Age of Anger: A History of the Present is a 2017 nonfiction book by Indian author Pankaj Mishra. Mishra accounts for the resurgence of reactionary and right-wing political movements in the late 2010s.
He argues that nationalist, isolationist, and chauvinist movements, ranging from terror groups such as ISIS to political movements such as Brexit, have emerged in response to the globalization and normalization of Western ideals such as individualism, capitalism, and secularism.
Mishra notes that disorder and violence naturally accompanied the coming of industrial capitalism in the Western world, citing events such as the French Revolution, the Revolutions of 1848, and two World Wars.

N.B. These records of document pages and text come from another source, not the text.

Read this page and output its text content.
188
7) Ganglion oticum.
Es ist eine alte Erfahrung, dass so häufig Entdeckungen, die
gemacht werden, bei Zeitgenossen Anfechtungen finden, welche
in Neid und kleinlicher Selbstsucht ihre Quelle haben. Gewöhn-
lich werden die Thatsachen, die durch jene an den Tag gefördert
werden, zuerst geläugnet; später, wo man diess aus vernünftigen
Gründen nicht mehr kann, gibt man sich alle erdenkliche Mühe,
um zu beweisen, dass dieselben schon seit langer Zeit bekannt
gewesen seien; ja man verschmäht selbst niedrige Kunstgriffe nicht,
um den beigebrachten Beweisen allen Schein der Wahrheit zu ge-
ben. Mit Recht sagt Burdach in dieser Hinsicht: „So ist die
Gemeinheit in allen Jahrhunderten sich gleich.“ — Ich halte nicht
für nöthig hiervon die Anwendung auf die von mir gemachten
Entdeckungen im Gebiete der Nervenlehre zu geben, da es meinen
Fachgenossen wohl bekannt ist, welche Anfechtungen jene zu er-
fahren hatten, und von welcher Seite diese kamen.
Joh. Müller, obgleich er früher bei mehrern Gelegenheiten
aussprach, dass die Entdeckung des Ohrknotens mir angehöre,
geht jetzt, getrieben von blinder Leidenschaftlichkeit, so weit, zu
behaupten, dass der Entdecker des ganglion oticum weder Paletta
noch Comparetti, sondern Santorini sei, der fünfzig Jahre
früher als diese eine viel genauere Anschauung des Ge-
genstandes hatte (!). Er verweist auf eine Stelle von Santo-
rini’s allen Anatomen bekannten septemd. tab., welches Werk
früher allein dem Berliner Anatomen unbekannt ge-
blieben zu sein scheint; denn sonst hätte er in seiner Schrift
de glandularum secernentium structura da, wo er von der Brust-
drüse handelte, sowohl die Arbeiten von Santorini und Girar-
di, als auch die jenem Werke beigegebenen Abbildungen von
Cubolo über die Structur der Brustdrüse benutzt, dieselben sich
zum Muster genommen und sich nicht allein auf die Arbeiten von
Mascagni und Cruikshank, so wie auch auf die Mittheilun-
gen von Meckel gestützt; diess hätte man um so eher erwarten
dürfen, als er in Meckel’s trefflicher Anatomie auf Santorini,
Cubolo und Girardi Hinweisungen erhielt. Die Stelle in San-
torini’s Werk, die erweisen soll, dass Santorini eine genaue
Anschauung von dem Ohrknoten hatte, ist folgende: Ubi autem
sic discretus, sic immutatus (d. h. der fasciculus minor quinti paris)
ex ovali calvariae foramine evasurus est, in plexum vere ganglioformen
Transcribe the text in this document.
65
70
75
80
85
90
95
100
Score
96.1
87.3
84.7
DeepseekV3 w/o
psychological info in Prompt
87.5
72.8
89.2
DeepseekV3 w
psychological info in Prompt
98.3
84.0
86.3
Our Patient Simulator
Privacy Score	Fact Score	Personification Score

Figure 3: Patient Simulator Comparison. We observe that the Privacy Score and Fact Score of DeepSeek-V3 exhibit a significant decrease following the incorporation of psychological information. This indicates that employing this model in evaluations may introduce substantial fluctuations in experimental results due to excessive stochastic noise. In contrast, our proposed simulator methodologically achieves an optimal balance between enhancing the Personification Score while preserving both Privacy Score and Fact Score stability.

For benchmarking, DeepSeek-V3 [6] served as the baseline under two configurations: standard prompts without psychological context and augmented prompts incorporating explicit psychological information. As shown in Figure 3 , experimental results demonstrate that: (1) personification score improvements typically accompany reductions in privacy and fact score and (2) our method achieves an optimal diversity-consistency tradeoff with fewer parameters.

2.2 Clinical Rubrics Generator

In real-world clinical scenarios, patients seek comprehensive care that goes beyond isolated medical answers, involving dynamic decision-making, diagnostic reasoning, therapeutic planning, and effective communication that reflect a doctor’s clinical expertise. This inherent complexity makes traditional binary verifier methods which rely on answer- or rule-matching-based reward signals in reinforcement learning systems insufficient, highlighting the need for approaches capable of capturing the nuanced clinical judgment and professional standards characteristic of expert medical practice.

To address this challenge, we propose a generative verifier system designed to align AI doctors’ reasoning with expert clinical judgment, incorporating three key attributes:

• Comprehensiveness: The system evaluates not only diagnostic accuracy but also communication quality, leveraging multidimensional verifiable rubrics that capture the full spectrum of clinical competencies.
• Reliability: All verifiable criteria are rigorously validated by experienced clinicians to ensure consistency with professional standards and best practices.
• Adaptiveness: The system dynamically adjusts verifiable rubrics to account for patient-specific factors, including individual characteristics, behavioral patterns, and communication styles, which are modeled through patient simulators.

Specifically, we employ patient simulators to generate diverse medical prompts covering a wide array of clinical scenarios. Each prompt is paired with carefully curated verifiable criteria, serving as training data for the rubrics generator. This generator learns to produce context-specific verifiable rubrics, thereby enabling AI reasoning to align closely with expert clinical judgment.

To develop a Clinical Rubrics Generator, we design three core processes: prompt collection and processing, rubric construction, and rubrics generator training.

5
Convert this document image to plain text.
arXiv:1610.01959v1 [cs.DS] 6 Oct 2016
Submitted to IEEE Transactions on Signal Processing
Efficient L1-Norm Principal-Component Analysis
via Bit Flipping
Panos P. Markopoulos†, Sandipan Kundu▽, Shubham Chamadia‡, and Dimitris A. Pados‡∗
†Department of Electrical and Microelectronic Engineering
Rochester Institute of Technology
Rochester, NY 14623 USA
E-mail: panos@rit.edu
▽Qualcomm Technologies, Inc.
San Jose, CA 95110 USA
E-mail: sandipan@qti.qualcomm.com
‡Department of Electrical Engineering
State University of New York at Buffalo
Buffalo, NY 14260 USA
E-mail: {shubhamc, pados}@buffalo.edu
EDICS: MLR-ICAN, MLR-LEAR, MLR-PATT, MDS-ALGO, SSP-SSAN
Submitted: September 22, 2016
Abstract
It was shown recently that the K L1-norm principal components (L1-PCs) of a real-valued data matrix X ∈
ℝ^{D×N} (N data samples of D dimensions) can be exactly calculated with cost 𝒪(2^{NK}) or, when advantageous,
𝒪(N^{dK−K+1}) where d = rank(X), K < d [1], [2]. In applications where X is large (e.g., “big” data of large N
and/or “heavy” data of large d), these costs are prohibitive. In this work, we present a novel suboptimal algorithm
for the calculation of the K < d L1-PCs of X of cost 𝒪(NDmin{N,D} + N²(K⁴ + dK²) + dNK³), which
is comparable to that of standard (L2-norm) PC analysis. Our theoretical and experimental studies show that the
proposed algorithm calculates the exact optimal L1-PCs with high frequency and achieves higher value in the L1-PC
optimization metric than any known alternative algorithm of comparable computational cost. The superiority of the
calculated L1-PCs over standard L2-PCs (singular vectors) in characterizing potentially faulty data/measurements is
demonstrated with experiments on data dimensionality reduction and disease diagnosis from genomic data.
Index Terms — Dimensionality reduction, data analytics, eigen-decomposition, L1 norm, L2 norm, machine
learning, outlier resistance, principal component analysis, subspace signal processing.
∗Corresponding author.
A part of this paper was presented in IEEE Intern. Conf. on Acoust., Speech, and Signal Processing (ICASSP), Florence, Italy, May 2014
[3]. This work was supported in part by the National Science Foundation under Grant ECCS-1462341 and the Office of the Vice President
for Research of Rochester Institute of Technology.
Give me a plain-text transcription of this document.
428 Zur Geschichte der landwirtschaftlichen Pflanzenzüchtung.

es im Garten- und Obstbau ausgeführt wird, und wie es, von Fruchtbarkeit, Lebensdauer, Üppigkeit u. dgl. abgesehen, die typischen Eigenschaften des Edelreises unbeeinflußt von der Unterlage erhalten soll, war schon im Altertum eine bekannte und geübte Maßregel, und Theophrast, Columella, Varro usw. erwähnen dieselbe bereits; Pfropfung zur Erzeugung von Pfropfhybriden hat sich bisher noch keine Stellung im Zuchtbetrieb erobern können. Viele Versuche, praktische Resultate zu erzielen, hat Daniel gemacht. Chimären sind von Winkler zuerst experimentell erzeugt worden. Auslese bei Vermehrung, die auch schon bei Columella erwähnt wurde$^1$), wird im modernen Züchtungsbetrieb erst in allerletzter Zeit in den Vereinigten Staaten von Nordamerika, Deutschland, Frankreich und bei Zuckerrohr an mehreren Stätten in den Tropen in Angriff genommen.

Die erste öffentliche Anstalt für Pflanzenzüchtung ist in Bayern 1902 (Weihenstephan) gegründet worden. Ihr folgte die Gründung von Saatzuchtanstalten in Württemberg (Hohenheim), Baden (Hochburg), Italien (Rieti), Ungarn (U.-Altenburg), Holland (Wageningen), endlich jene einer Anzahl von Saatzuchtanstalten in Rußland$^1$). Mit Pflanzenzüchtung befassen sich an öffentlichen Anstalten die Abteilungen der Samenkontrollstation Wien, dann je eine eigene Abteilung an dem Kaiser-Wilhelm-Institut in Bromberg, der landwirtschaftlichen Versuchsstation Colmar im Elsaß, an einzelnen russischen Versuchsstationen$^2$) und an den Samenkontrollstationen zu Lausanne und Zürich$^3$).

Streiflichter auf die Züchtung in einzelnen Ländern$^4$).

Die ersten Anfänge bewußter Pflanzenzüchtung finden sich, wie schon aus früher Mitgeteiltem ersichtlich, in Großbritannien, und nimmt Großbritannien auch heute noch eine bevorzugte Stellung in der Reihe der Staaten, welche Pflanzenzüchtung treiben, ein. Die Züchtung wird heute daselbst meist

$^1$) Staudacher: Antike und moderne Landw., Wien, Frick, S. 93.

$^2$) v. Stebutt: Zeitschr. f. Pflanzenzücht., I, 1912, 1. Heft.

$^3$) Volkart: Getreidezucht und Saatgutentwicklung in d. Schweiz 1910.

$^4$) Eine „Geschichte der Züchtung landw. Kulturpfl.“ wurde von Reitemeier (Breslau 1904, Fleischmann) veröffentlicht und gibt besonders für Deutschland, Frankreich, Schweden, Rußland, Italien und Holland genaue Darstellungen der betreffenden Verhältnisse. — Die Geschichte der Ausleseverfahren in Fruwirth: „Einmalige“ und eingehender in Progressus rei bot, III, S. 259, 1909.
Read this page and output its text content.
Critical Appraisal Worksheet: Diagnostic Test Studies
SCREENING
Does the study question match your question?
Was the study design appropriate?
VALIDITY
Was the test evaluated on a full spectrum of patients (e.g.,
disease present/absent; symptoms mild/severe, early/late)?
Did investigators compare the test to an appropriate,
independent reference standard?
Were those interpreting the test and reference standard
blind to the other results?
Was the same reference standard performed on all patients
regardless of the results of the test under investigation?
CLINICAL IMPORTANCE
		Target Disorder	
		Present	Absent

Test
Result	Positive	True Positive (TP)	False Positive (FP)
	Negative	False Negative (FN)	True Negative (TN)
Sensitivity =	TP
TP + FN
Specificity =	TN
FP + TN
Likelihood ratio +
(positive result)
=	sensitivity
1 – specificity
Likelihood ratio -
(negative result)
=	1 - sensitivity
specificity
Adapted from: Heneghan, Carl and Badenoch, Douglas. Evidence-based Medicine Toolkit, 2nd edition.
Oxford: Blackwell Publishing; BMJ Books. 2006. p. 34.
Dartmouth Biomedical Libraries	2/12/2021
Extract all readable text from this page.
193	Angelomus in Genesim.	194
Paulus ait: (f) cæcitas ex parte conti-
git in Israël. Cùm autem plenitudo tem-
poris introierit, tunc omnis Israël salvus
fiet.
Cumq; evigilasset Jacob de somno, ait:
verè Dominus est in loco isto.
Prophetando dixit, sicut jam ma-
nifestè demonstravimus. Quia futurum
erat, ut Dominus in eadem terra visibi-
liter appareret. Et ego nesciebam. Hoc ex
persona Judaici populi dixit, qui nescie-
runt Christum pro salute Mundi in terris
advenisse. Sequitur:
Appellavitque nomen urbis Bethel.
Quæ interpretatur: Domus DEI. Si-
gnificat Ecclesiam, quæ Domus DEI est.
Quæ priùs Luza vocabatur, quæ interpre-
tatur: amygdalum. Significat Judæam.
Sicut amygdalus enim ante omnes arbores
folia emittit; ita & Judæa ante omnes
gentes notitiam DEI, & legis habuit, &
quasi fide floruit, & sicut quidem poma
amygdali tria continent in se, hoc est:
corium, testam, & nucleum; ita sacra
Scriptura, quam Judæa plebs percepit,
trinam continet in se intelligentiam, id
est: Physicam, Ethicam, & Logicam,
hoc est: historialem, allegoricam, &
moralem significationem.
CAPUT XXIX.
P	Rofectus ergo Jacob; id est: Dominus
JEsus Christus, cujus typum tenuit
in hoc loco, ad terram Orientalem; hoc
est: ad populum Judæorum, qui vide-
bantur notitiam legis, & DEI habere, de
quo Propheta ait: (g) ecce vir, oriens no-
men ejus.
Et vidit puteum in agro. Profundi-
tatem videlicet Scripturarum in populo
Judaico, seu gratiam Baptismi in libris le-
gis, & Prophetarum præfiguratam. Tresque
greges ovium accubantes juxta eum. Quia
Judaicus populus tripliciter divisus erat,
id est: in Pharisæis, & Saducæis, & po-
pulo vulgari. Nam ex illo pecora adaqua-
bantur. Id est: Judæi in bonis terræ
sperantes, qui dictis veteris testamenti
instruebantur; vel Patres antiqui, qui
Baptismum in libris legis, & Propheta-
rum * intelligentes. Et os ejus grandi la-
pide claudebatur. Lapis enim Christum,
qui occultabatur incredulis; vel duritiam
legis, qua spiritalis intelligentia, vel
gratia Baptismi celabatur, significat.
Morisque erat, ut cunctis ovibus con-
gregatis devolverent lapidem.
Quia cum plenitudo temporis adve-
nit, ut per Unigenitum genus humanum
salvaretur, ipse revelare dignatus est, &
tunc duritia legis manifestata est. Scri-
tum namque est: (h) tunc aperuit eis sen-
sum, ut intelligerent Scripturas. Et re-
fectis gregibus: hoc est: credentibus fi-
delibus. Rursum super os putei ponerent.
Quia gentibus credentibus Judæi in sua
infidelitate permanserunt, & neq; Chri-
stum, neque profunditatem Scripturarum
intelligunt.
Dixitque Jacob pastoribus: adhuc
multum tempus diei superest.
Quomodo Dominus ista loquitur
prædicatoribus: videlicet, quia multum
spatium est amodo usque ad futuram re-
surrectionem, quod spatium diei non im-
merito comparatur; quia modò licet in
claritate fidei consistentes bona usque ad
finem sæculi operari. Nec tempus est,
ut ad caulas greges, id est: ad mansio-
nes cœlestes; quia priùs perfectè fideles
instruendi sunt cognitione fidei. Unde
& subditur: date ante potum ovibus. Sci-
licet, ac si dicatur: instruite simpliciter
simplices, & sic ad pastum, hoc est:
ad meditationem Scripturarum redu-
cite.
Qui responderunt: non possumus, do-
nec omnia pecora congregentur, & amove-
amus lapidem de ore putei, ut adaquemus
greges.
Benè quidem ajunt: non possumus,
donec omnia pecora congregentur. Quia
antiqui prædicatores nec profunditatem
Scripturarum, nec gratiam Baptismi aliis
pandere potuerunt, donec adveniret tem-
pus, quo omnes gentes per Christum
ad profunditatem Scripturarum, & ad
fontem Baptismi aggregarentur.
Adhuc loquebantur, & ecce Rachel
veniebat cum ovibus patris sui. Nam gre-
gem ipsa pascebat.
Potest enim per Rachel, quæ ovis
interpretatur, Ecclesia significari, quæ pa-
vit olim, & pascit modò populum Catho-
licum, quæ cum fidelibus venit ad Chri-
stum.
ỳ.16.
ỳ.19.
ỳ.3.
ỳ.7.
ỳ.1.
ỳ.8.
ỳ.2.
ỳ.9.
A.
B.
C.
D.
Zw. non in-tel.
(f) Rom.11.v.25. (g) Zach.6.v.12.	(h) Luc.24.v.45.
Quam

He argues that the rest of the world is now undergoing that same series of shocks and that new tensions resulting from the Enlightenment are not yet resolved even in Europe.
He criticizes the view that early-twentieth-century strife was an aberration interrupting a long history of steady progress and increasing prosperity, instead arguing that disorder is endemic to modernity. In the first half of the book Mishra dwells on the dispute between philosophers Voltaire and Jean-Jacques Rousseau, who lived during the eighteenth century when Enlightenment ideals and economic, political, and social liberalism began gaining momentum in Europe.
According to Mishra, Rousseau was among those who best anticipated the problems modernity would bring: rootlessness, competition, and materialism.